Illinois Privacy Law Does Not Require Actual Harm
On January 25, 2019, the Illinois Supreme Court held that a person whose rights under the Biometric Information and Privacy Act (“BIPA”) (740 ILCS 14/1) are violated is “aggrieved” and is not required to show that the violation caused actual harm in order to bring an action seeking damages and/or injunctive relief. Rosenbach v. Six Flags Entertainment Corp., No. 123186 (Ill. Jan. 25, 2019). The Court’s decision in this landmark class action lawsuit significantly raises the risk of liability for businesses required to comply with BIPA, one of the most expansive biometric privacy laws in the United States. Persons “aggrieved” by a violation of BIPA can recover the greater of liquidated damages or actual or liquidated damages, as well as reasonable attorney’s fees. Liquidated damages are $1,000 for each negligent violation and $5,000 for each intentional or reckless violation.
The Decision
In Rosenbach v. Six Flags, the plaintiff argued that Six Flags violated BIPA when it collected his biometric information, namely his fingerprints, without providing the required disclosures and obtaining written consent in accordance with BIPA. The defendants sought to have the case dismissed by claiming that the plaintiff lacked standing because he was not injured or adversely affected by the company’s failure to comply with BIPA.
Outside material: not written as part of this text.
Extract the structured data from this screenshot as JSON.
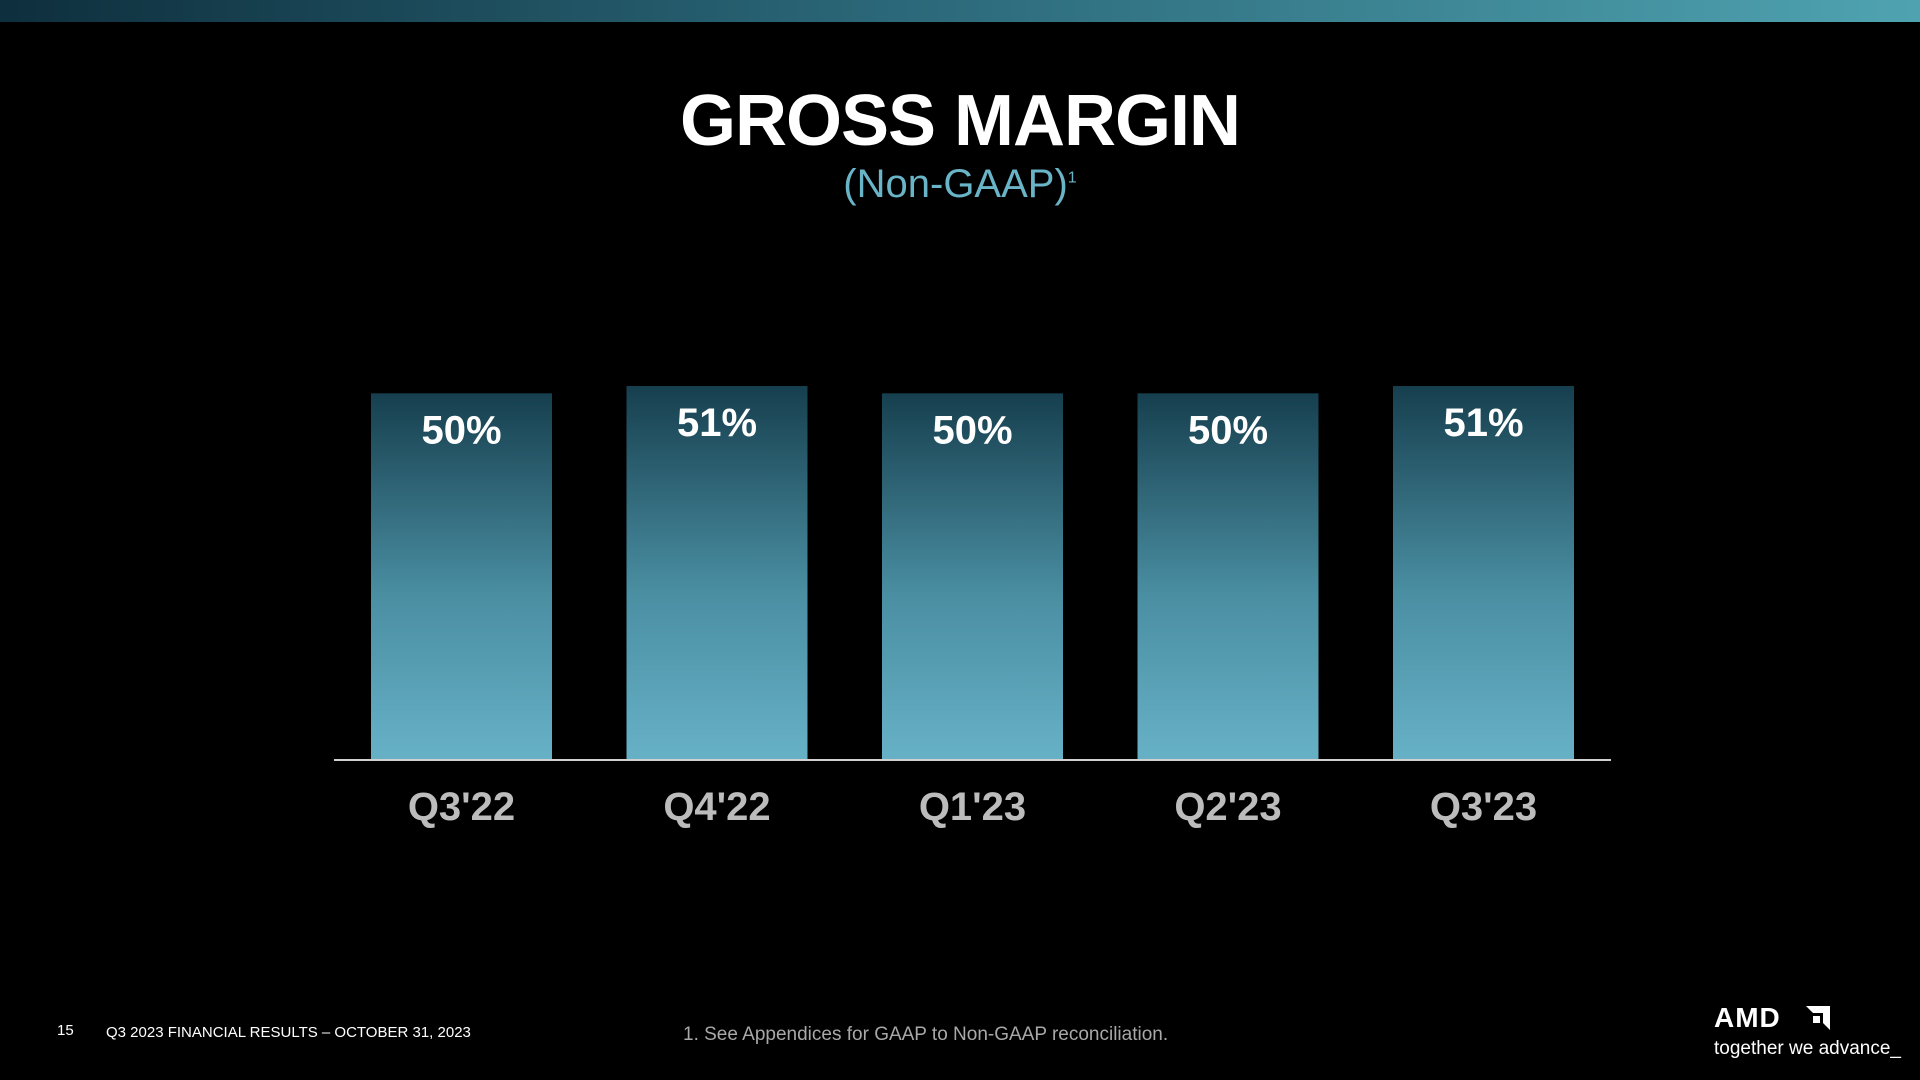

The Court held that an “aggrieved” person is any person whose right to biometric privacy under BIPA is violated. Because BIPA did define “aggrieved,” the Court analyzed the “plain and unambiguous language of the law” and the “objectives and purposes the legislature sought to achieve,” namely, the right of individuals to control their biometric information.
Managing BIPA Liability
BIPA imposes stringent disclosure, consent, protection, and retention requirements on businesses that collect “biometric identifiers.” Under BIPA, “biometric identifiers” include retina or iris scans, fingerprints, voiceprints, or scans of one’s hand or face geometry. Businesses can protect themselves from liability under BIPA by taking the following steps:
- Identify information collected that would qualify as biometric identifiers under BIPA;
- Consider the business case for collecting each biometric identifier;
- Limit the collection and retention of biometric identifiers to that which is necessary to support the business case; and
- Review BIPA’s requirements and revise any non-compliant biometric collection and retention policies and procedures.